Ze hield de telefoon tegen haar oor. ‘Hallo?’
‘Moira? Je spreekt met Soraya Moore. Waar ben je? Zit je in de problemen?’
Moira lachte van opluchting toen ze de stem van de andere vrouw hoorde. ‘Ik ben in D.C. en ja, ik heb in de problemen gezeten, maar dat is over. Luister, ik heb nieuws voor je.’ Snel en methodisch deed ze verslag, van wat ze wist over de moord op Jay Weston, en de moord – dat wist ze nu zeker – op Steve Stevenson, plus de dood van Ronnie Hart. ‘Het komt allemaal uit bij het softwareprogramma dat Noah Perlis besteld heeft.’ Vervolgens beschreef ze de werking van Bardem, hoe ze aan een kopie was gekomen, en wat dat onthulde over de plannen van Black River om de Iraanse olievelden te confisqueren.
‘Wat ik me niet kan voorstellen is dat zo’n complex plan is opgezet na de terroristische aanslag op dat vliegtuig bij Caïro.’
‘Dat is ook niet zo,’ zei Soraya. ‘Ik ben op dit moment in Khartoum en ik zal je nu uitleggen waarom.’ En ze vertelde Moira wat zij en Amun Chalthoum hadden ontdekt over de Iraanse Kowsar 3-raket en over het vierkoppige Amerikaanse commando dat de raket over de Soedanese grens naar Egypte had gesmokkeld. ‘Dus het is ook veel groter dan alleen Black River en bepaalde elementen binnen de regering. Zelfs Noah dringt zonder hulp van de Russen niet door tot Nikolai Yevsen.’
Moira begreep nu waarom niemand zich druk maakte over de illegale landjepik van de olievelden. Als de Russen betrokken waren bij operatie Pinprick dan zouden zij de aandacht van de wereldwijde publieke opinie in de juiste richting weten af te buigen.
‘Moira,’ zei Soraya nu, ‘die vier mannen hebben we gevonden in de buurt van Khartoum. Ze waren één keer in het hoofd geschoten, als een executie, en de lijken zijn gedumpt in ongebluste kalk. Maar we wisten van alle vier iets vreemds te redden. Het ziet eruit als hondenpenningen, maar de tekst erop is gecodeerd.’
Moira hoorde haar hart door haar borst bonken. ‘Dat klinkt als de identificatieplaatjes die Black River meegeeft aan hun medewerkers te velde.’
‘Dan zouden we kunnen bewijzen dat personeel van Black River die raket heeft afgevuurd. We zouden die onbekookte en zelfzuchtige oorlog kunnen tegenhouden.’
‘Ik moet ze zien om het zeker te weten,’ zei Moira.
‘Ik stuur ze per koerier naar je toe,’ zei Soraya. ‘Mijn kameraad hier zegt dat hij ervoor kan zorgen dat je ze morgenochtend hebt.’
‘Dat zou fantastisch zijn. Als ze inderdaad zijn wat we nu denken, dan kan ik ze binnen een paar uur laten onderzoeken. Ik moet er alleen voor zorgen dat ze niet in verkeerde handen vallen.’

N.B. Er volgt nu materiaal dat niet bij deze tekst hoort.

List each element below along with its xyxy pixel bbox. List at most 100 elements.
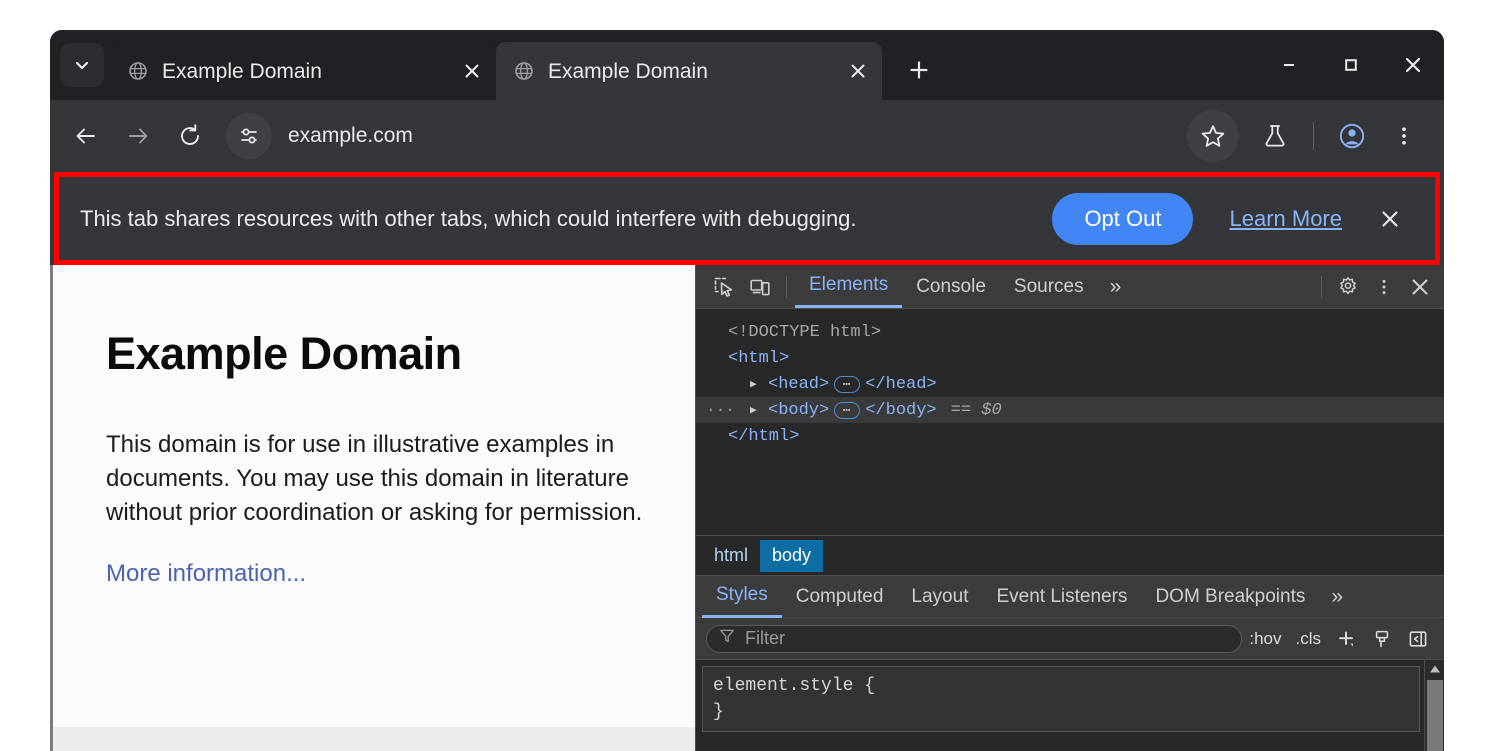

‘Vermijd in elk geval CI,’ zei Soraya. ‘Er is een nieuwe directeur, M. Errol Danziger. Hoewel zijn benoeming nog niet officieel is aangekondigd, heeft hij de zaak al overgenomen en hij is de man van minister Halliday.’ Ze haalde even adem. ‘Heb je bescherming nodig? Ik kan binnen twintig minuten mijn mensen bij je hebben, waar je ook bent.’
‘Heel erg bedankt, maar voorlopig is het maar beter dat zo min mogelijk mensen weten waar ik zit.’
‘Begrepen.’ Er volgde nu een wat langere pauze. ‘Ik heb de laatste tijd veel over Jason nagedacht.’
‘Ik ook.’ Moira bedacht hoe blij ze was dat Jason dit allemaal niet mee hoefde te maken. Hij had tijd nodig om te helen, lichamelijk en geestelijk. Op een haar na sterven was niet iets waar je in een paar weken of maanden overheen kwam.
‘Er valt veel over hem te herinneren.’ Een halve wereld verder bedacht Soraya dat ze Jason meteen na dit gesprek op zou bellen om hem bij te praten.
‘Dat delen we toch?’
‘Vergeet hem niet, Moira,’ zei Soraya vlak voor ze de verbinding verbrak.